WeWork board’s special committee is demanding that SoftBank follow through with investment

WeWork SoftBank

  • In an email on Sunday, the special committee to the WeWork board said that it’s attempting to ensure that SoftBank complete its tender offer as promised.
  • People familiar with the matter said last week that SoftBank may walk away from some of its multibillion-dollar bailout of WeWork.
  • SoftBank agreed to the deal in October.

Five months after SoftBank agreed to a massive bailout of office-sharing start-up WeWork, a big part of the deal is in jeopardy of falling apart. A special committee to WeWork’s board is now trying to ensure that SoftBank doesn’t walk away.

In an emailed statement on Sunday, public relations firm Joele Frank said, “the Special Committee of the WeWork Board of Directors remains committed to taking all necessary actions to ensure that the tender offer which SoftBank has promised to our employees and shareholders is completed.”

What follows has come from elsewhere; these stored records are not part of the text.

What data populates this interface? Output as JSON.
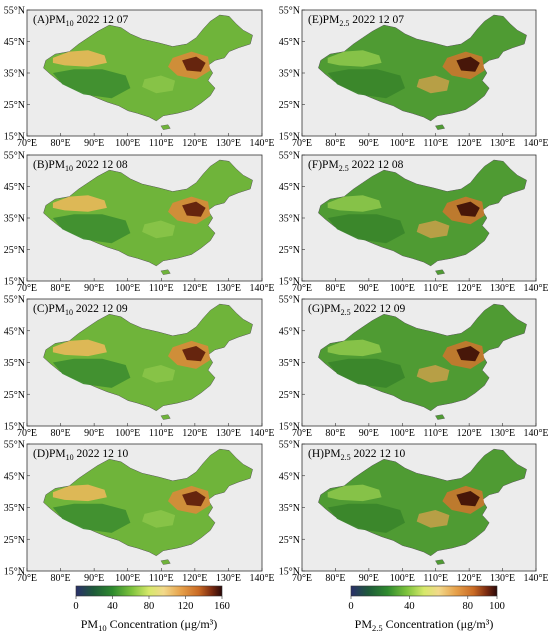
{
  "panels": [
    {
      "id": "A",
      "title_prefix": "(A)PM",
      "title_sub": "10",
      "title_suffix": " 2022 12 07",
      "pollutant": "PM10",
      "date": "2022 12 07"
    },
    {
      "id": "B",
      "title_prefix": "(B)PM",
      "title_sub": "10",
      "title_suffix": " 2022 12 08",
      "pollutant": "PM10",
      "date": "2022 12 08"
    },
    {
      "id": "C",
      "title_prefix": "(C)PM",
      "title_sub": "10",
      "title_suffix": " 2022 12 09",
      "pollutant": "PM10",
      "date": "2022 12 09"
    },
    {
      "id": "D",
      "title_prefix": "(D)PM",
      "title_sub": "10",
      "title_suffix": " 2022 12 10",
      "pollutant": "PM10",
      "date": "2022 12 10"
    },
    {
      "id": "E",
      "title_prefix": "(E)PM",
      "title_sub": "2.5",
      "title_suffix": " 2022 12 07",
      "pollutant": "PM2.5",
      "date": "2022 12 07"
    },
    {
      "id": "F",
      "title_prefix": "(F)PM",
      "title_sub": "2.5",
      "title_suffix": " 2022 12 08",
      "pollutant": "PM2.5",
      "date": "2022 12 08"
    },
    {
      "id": "G",
      "title_prefix": "(G)PM",
      "title_sub": "2.5",
      "title_suffix": " 2022 12 09",
      "pollutant": "PM2.5",
      "date": "2022 12 09"
    },
    {
      "id": "H",
      "title_prefix": "(H)PM",
      "title_sub": "2.5",
      "title_suffix": " 2022 12 10",
      "pollutant": "PM2.5",
      "date": "2022 12 10"
    }
  ],
  "lat_ticks": [
    "15°N",
    "25°N",
    "35°N",
    "45°N",
    "55°N"
  ],
  "lon_ticks": [
    "70°E",
    "80°E",
    "90°E",
    "100°E",
    "110°E",
    "120°E",
    "130°E",
    "140°E"
  ],
  "colorbars": [
    {
      "id": "pm10",
      "ticks": [
        "0",
        "40",
        "80",
        "120",
        "160"
      ],
      "label_prefix": "PM",
      "label_sub": "10",
      "label_suffix": " Concentration (μg/m³)",
      "range": [
        0,
        160
      ]
    },
    {
      "id": "pm25",
      "ticks": [
        "0",
        "40",
        "80",
        "100"
      ],
      "tick_values": [
        0,
        40,
        80,
        100
      ],
      "label_prefix": "PM",
      "label_sub": "2.5",
      "label_suffix": " Concentration (μg/m³)",
      "range": [
        0,
        100
      ]
    }
  ],
  "colors": {
    "ocean": "#ececec",
    "scale": [
      "#2a2f6b",
      "#1e5a3a",
      "#2e8a2e",
      "#7cc23c",
      "#d6e86a",
      "#f2d98a",
      "#e6a04a",
      "#c96a24",
      "#7a2a10",
      "#2a0808"
    ]
  }
}
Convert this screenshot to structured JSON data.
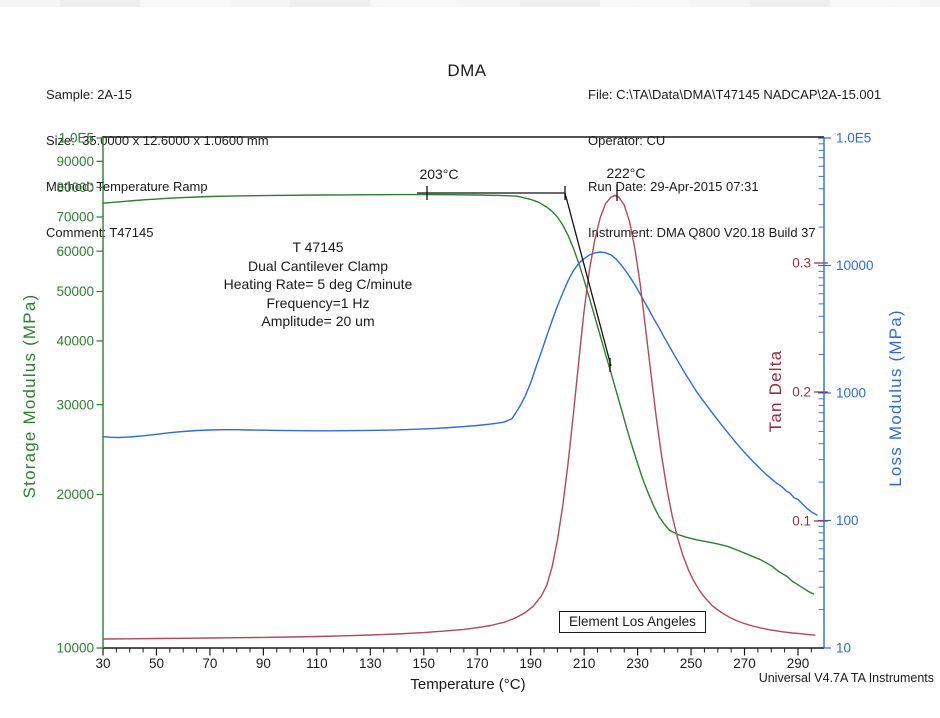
{
  "header": {
    "left": [
      "Sample: 2A-15",
      "Size:  35.0000 x 12.6000 x 1.0600 mm",
      "Method: Temperature Ramp",
      "Comment: T47145"
    ],
    "title": "DMA",
    "right": [
      "File: C:\\TA\\Data\\DMA\\T47145 NADCAP\\2A-15.001",
      "Operator: CU",
      "Run Date: 29-Apr-2015 07:31",
      "Instrument: DMA Q800 V20.18 Build 37"
    ]
  },
  "footer": {
    "credit": "Universal V4.7A TA Instruments"
  },
  "annotations": {
    "onset_label": "203°C",
    "peak_label": "222°C",
    "info_block": {
      "line1": "T 47145",
      "line2": "Dual Cantilever Clamp",
      "line3": "Heating Rate= 5 deg C/minute",
      "line4": "Frequency=1 Hz",
      "line5": "Amplitude= 20 um"
    },
    "element_label": "Element Los Angeles"
  },
  "chart_data": {
    "type": "line",
    "title": "DMA",
    "xlabel": "Temperature (°C)",
    "x_axis": {
      "min": 30,
      "max": 299.7,
      "minor_step": 5,
      "major_ticks": [
        30,
        50,
        70,
        90,
        110,
        130,
        150,
        170,
        190,
        210,
        230,
        250,
        270,
        290
      ]
    },
    "y_axes": {
      "storage": {
        "label": "Storage Modulus (MPa)",
        "side": "left",
        "scale": "log",
        "min": 10000,
        "max": 100000,
        "color": "#2e7d32",
        "ticks": [
          10000,
          20000,
          30000,
          40000,
          50000,
          60000,
          70000,
          80000,
          90000,
          100000
        ],
        "tick_labels": [
          "10000",
          "20000",
          "30000",
          "40000",
          "50000",
          "60000",
          "70000",
          "80000",
          "90000",
          "1.0E5"
        ]
      },
      "loss": {
        "label": "Loss Modulus (MPa)",
        "side": "right",
        "scale": "log",
        "min": 10,
        "max": 100000,
        "color": "#2f6ad9",
        "ticks": [
          10,
          100,
          1000,
          10000,
          100000
        ],
        "tick_labels": [
          "10",
          "100",
          "1000",
          "10000",
          "1.0E5"
        ]
      },
      "tan_delta": {
        "label": "Tan Delta",
        "side": "right",
        "scale": "linear",
        "color": "#9a2c3e",
        "ticks": [
          0.1,
          0.2,
          0.3
        ],
        "tick_labels": [
          "0.1",
          "0.2",
          "0.3"
        ]
      }
    },
    "annotations": {
      "onset": {
        "label": "203°C",
        "temperature_c": 203
      },
      "peak": {
        "label": "222°C",
        "temperature_c": 222
      }
    },
    "series": [
      {
        "name": "storage_modulus",
        "axis": "storage",
        "color": "#2e7d32",
        "units": "MPa",
        "points": [
          [
            30,
            74500
          ],
          [
            34,
            74800
          ],
          [
            38,
            75100
          ],
          [
            42,
            75400
          ],
          [
            46,
            75700
          ],
          [
            50,
            75900
          ],
          [
            55,
            76200
          ],
          [
            60,
            76400
          ],
          [
            65,
            76600
          ],
          [
            70,
            76800
          ],
          [
            75,
            76900
          ],
          [
            80,
            77000
          ],
          [
            90,
            77100
          ],
          [
            100,
            77200
          ],
          [
            110,
            77300
          ],
          [
            120,
            77350
          ],
          [
            130,
            77400
          ],
          [
            140,
            77450
          ],
          [
            150,
            77450
          ],
          [
            160,
            77400
          ],
          [
            170,
            77300
          ],
          [
            180,
            77100
          ],
          [
            185,
            76900
          ],
          [
            190,
            75800
          ],
          [
            193,
            74800
          ],
          [
            196,
            73200
          ],
          [
            198,
            71800
          ],
          [
            200,
            70000
          ],
          [
            202,
            67500
          ],
          [
            204,
            64400
          ],
          [
            206,
            60800
          ],
          [
            208,
            56800
          ],
          [
            210,
            52600
          ],
          [
            212,
            48500
          ],
          [
            214,
            44600
          ],
          [
            216,
            41000
          ],
          [
            218,
            37700
          ],
          [
            220,
            34700
          ],
          [
            222,
            31900
          ],
          [
            224,
            29300
          ],
          [
            226,
            26900
          ],
          [
            228,
            24800
          ],
          [
            230,
            23000
          ],
          [
            232,
            21400
          ],
          [
            234,
            20100
          ],
          [
            236,
            19000
          ],
          [
            238,
            18100
          ],
          [
            240,
            17500
          ],
          [
            242,
            17000
          ],
          [
            245,
            16700
          ],
          [
            248,
            16500
          ],
          [
            252,
            16300
          ],
          [
            256,
            16150
          ],
          [
            260,
            16000
          ],
          [
            264,
            15800
          ],
          [
            268,
            15500
          ],
          [
            272,
            15200
          ],
          [
            276,
            14900
          ],
          [
            280,
            14500
          ],
          [
            283,
            14100
          ],
          [
            286,
            13800
          ],
          [
            288,
            13500
          ],
          [
            290,
            13300
          ],
          [
            292,
            13100
          ],
          [
            294,
            12900
          ],
          [
            296,
            12750
          ]
        ]
      },
      {
        "name": "loss_modulus",
        "axis": "loss",
        "color": "#2f6ad9",
        "units": "MPa",
        "points": [
          [
            30,
            455
          ],
          [
            33,
            449
          ],
          [
            36,
            448
          ],
          [
            40,
            452
          ],
          [
            45,
            462
          ],
          [
            50,
            474
          ],
          [
            55,
            488
          ],
          [
            60,
            499
          ],
          [
            65,
            508
          ],
          [
            70,
            513
          ],
          [
            75,
            515
          ],
          [
            80,
            515
          ],
          [
            85,
            513
          ],
          [
            90,
            511
          ],
          [
            95,
            509
          ],
          [
            100,
            507
          ],
          [
            105,
            506
          ],
          [
            110,
            505
          ],
          [
            115,
            505
          ],
          [
            120,
            506
          ],
          [
            125,
            507
          ],
          [
            130,
            509
          ],
          [
            135,
            511
          ],
          [
            140,
            514
          ],
          [
            145,
            518
          ],
          [
            150,
            523
          ],
          [
            155,
            529
          ],
          [
            160,
            536
          ],
          [
            165,
            545
          ],
          [
            170,
            556
          ],
          [
            175,
            570
          ],
          [
            180,
            590
          ],
          [
            183,
            630
          ],
          [
            186,
            790
          ],
          [
            188,
            950
          ],
          [
            190,
            1200
          ],
          [
            192,
            1600
          ],
          [
            194,
            2100
          ],
          [
            196,
            2800
          ],
          [
            198,
            3700
          ],
          [
            200,
            4800
          ],
          [
            202,
            6100
          ],
          [
            204,
            7600
          ],
          [
            206,
            9100
          ],
          [
            208,
            10400
          ],
          [
            210,
            11300
          ],
          [
            212,
            12100
          ],
          [
            214,
            12550
          ],
          [
            216,
            12750
          ],
          [
            218,
            12600
          ],
          [
            220,
            12100
          ],
          [
            222,
            11200
          ],
          [
            224,
            10000
          ],
          [
            226,
            8800
          ],
          [
            228,
            7600
          ],
          [
            230,
            6500
          ],
          [
            232,
            5450
          ],
          [
            234,
            4600
          ],
          [
            236,
            3850
          ],
          [
            238,
            3250
          ],
          [
            240,
            2730
          ],
          [
            242,
            2300
          ],
          [
            244,
            1940
          ],
          [
            246,
            1650
          ],
          [
            248,
            1400
          ],
          [
            250,
            1200
          ],
          [
            252,
            1030
          ],
          [
            255,
            845
          ],
          [
            258,
            695
          ],
          [
            261,
            575
          ],
          [
            264,
            480
          ],
          [
            267,
            403
          ],
          [
            270,
            342
          ],
          [
            273,
            293
          ],
          [
            276,
            253
          ],
          [
            279,
            221
          ],
          [
            282,
            196
          ],
          [
            284,
            184
          ],
          [
            285.5,
            171
          ],
          [
            287,
            164
          ],
          [
            288.5,
            151
          ],
          [
            290,
            146
          ],
          [
            292,
            133
          ],
          [
            293.5,
            124
          ],
          [
            295,
            117
          ],
          [
            296.2,
            113
          ],
          [
            297.3,
            110
          ]
        ]
      },
      {
        "name": "tan_delta",
        "axis": "tan_delta",
        "color": "#b04a58",
        "units": "",
        "points": [
          [
            30,
            0.0085
          ],
          [
            40,
            0.0087
          ],
          [
            50,
            0.0089
          ],
          [
            60,
            0.0091
          ],
          [
            70,
            0.0093
          ],
          [
            80,
            0.0095
          ],
          [
            90,
            0.0098
          ],
          [
            100,
            0.0101
          ],
          [
            110,
            0.0105
          ],
          [
            120,
            0.011
          ],
          [
            130,
            0.0116
          ],
          [
            140,
            0.0124
          ],
          [
            150,
            0.0135
          ],
          [
            160,
            0.015
          ],
          [
            165,
            0.016
          ],
          [
            170,
            0.0173
          ],
          [
            175,
            0.019
          ],
          [
            180,
            0.0215
          ],
          [
            184,
            0.0245
          ],
          [
            188,
            0.029
          ],
          [
            191,
            0.034
          ],
          [
            194,
            0.042
          ],
          [
            196,
            0.05
          ],
          [
            198,
            0.0645
          ],
          [
            200,
            0.085
          ],
          [
            202,
            0.112
          ],
          [
            204,
            0.145
          ],
          [
            206,
            0.183
          ],
          [
            208,
            0.224
          ],
          [
            210,
            0.263
          ],
          [
            212,
            0.295
          ],
          [
            214,
            0.318
          ],
          [
            216,
            0.335
          ],
          [
            218,
            0.346
          ],
          [
            220,
            0.351
          ],
          [
            221.5,
            0.3525
          ],
          [
            223,
            0.351
          ],
          [
            225,
            0.345
          ],
          [
            227,
            0.332
          ],
          [
            229,
            0.311
          ],
          [
            231,
            0.283
          ],
          [
            233,
            0.249
          ],
          [
            235,
            0.214
          ],
          [
            237,
            0.18
          ],
          [
            239,
            0.15
          ],
          [
            241,
            0.1245
          ],
          [
            243,
            0.1035
          ],
          [
            245,
            0.0865
          ],
          [
            247,
            0.073
          ],
          [
            249,
            0.0622
          ],
          [
            251,
            0.0536
          ],
          [
            253,
            0.0467
          ],
          [
            255,
            0.041
          ],
          [
            258,
            0.0343
          ],
          [
            261,
            0.0295
          ],
          [
            264,
            0.0258
          ],
          [
            267,
            0.0228
          ],
          [
            270,
            0.0205
          ],
          [
            273,
            0.0186
          ],
          [
            276,
            0.0171
          ],
          [
            279,
            0.0158
          ],
          [
            282,
            0.0148
          ],
          [
            285,
            0.0139
          ],
          [
            288,
            0.0132
          ],
          [
            291,
            0.0126
          ],
          [
            293,
            0.0122
          ],
          [
            295,
            0.0118
          ],
          [
            296.5,
            0.0115
          ]
        ]
      }
    ]
  }
}
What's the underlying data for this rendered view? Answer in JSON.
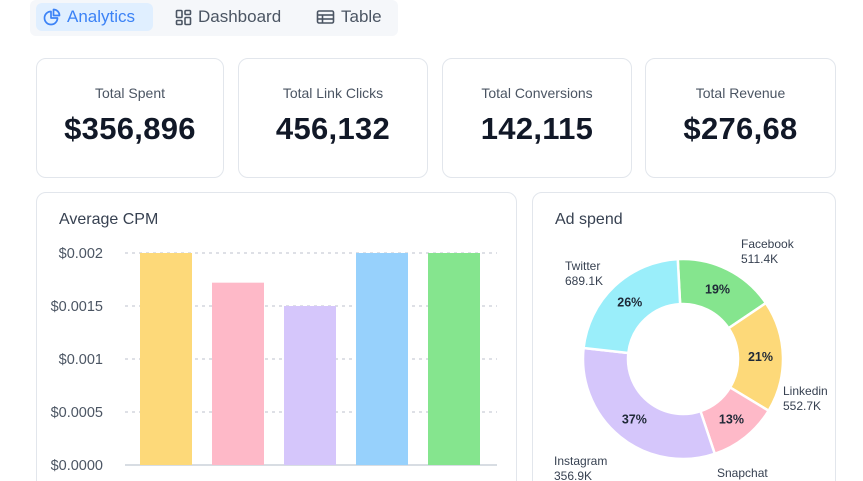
{
  "tabs": [
    {
      "label": "Analytics",
      "icon": "pie-chart-icon",
      "active": true
    },
    {
      "label": "Dashboard",
      "icon": "dashboard-grid-icon",
      "active": false
    },
    {
      "label": "Table",
      "icon": "table-icon",
      "active": false
    }
  ],
  "stats": [
    {
      "label": "Total Spent",
      "value": "$356,896"
    },
    {
      "label": "Total Link Clicks",
      "value": "456,132"
    },
    {
      "label": "Total Conversions",
      "value": "142,115"
    },
    {
      "label": "Total Revenue",
      "value": "$276,68"
    }
  ],
  "colors": {
    "accent": "#3b82f6",
    "accent_bg": "#e0efff"
  },
  "chart_data": [
    {
      "type": "bar",
      "title": "Average CPM",
      "categories": [
        "",
        "",
        "",
        "",
        ""
      ],
      "values": [
        0.002,
        0.00172,
        0.0015,
        0.002,
        0.002
      ],
      "colors": [
        "#fdd979",
        "#feb9c8",
        "#d5c6fb",
        "#97d1fc",
        "#85e58e"
      ],
      "ylim": [
        0,
        0.002
      ],
      "yticks": [
        0,
        0.0005,
        0.001,
        0.0015,
        0.002
      ],
      "ytick_labels": [
        "$0.0000",
        "$0.0005",
        "$0.001",
        "$0.0015",
        "$0.002"
      ],
      "grid": true,
      "grid_style": "dashed"
    },
    {
      "type": "pie",
      "title": "Ad spend",
      "donut": true,
      "slices": [
        {
          "label": "Facebook",
          "amount": "511.4K",
          "value": 19,
          "pct_label": "19%",
          "color": "#85e58e"
        },
        {
          "label": "Linkedin",
          "amount": "552.7K",
          "value": 21,
          "pct_label": "21%",
          "color": "#fdd979"
        },
        {
          "label": "Snapchat",
          "amount": "",
          "value": 13,
          "pct_label": "13%",
          "color": "#feb9c8"
        },
        {
          "label": "Instagram",
          "amount": "356.9K",
          "value": 37,
          "pct_label": "37%",
          "color": "#d5c6fb"
        },
        {
          "label": "Twitter",
          "amount": "689.1K",
          "value": 26,
          "pct_label": "26%",
          "color": "#9aeefa"
        }
      ]
    }
  ]
}
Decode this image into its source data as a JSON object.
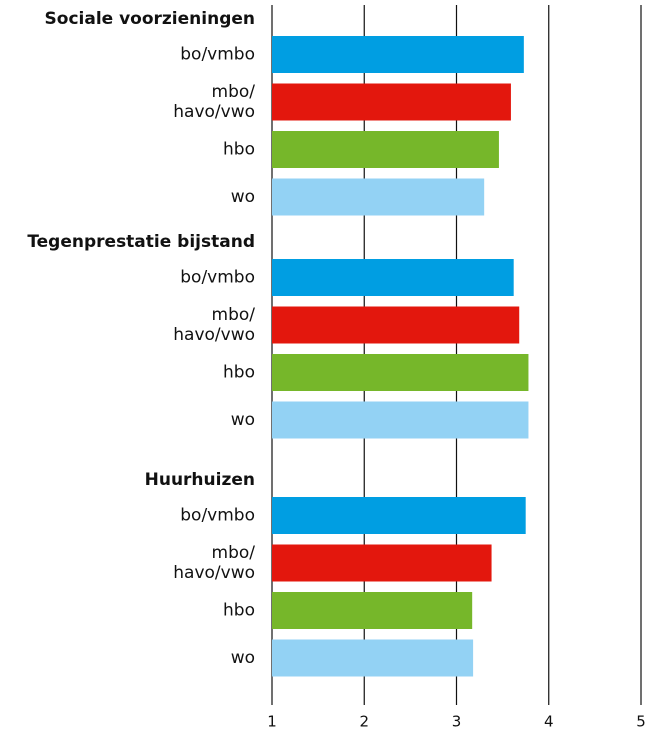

Last week, reports surfaced that SoftBank may be backing off a $3 billion tender offer for WeWork shares, as SoftBank’s struggles with its Vision Fund are exacerbated by recent the market downturn. That commitment was part of a larger package, along with a $1.5 billion acceleration of equity it already promised and $5 billion in syndicated debt. WeWork needs the fresh cash after the company’s IPO fell apart last year.

SoftBank still plans to extend $5 billion in debt to WeWork, people familiar with matter told CNBC last week. The special committee wants to ensure that employee shares get purchased as well. The biggest single recipient in the payout would be co-founder and ex-CEO Adam Neumann, who was ousted after the board lost confidence in his ability to mange the company.

“SoftBank has made numerous assurances to employees, and reneging on the agreement would be completely unethical, especially given the current environment,” the statement said. “The Special Committee continues to believe that completing the tender offer is fair and in the best interest of the Company, its stockholders and all WeWork shareholders, including our employees and former employees.”

It’s an awkward situation considering that the agreement gave SoftBank 80% control over WeWork and designated Marcelo Claure, SoftBank’s operating chief, as WeWork’s executive chairman.

Claure is not on the special committee, which consists of early investor Bruce Dunlevie of Benchmark and Lew Frankfort, former CEO of handbag maker Coach.

SoftBank responded in a statement, saying that it “continues to honor its obligations” under the agreement and that WeWork hasn’t satisfied all the conditions required for the deal to close. Still, SoftBank says it’s provided over $5 billion in capital to WeWork since October.

“The main beneficiaries of the tender are Adam Neumann, large institutional investors, and some prior officers of the Company,” SoftBank said. “Current WeWork employees have already benefited greatly from the repricing of their options in an earlier phase of the tender offer and would receive less than 10 percent of the proceeds in the tender offer.”

Here is the full memo sent out on Sunday by the special committee:

“The Special Committee of the WeWork Board of Directors remains committed to taking all necessary actions to ensure that the tender offer which SoftBank has promised to our employees and shareholders is completed. Not only is SoftBank obligated to consummate the tender offer as detailed by the Master Transaction Agreement, but its excuses for not trying to close are inappropriate and dishonest. Further, SoftBank has made numerous assurances to employees, and reneging on the agreement would be completely unethical, especially given the current environment. The Special Committee continues to believe that completing the tender offer is fair and in the best interest of the Company, its stockholders and all WeWork shareholders, including our employees and former employees.”

Here is SoftBank’s full response:

“SoftBank continues to honor its obligations under the Master Transaction Agreement.  SoftBank has provided over $5 billion in working capital to WeWork since October.  The tender offer has no impact on SoftBank’s commitment to WeWork or on the financial strength of the business.  In October, all parties agreed to specific closing conditions to protect SoftBank.  SoftBank has informed stockholders that all of the agreed upon closing conditions must be satisfied before the tender offer can be completed.  As of now, they are not.  The main beneficiaries of the tender are Adam Neumann, large institutional investors, and some prior officers of the Company.  Current WeWork employees have already benefited greatly from the repricing of their options in an earlier phase of the tender offer and would receive less than 10 percent of the proceeds in the tender offer.”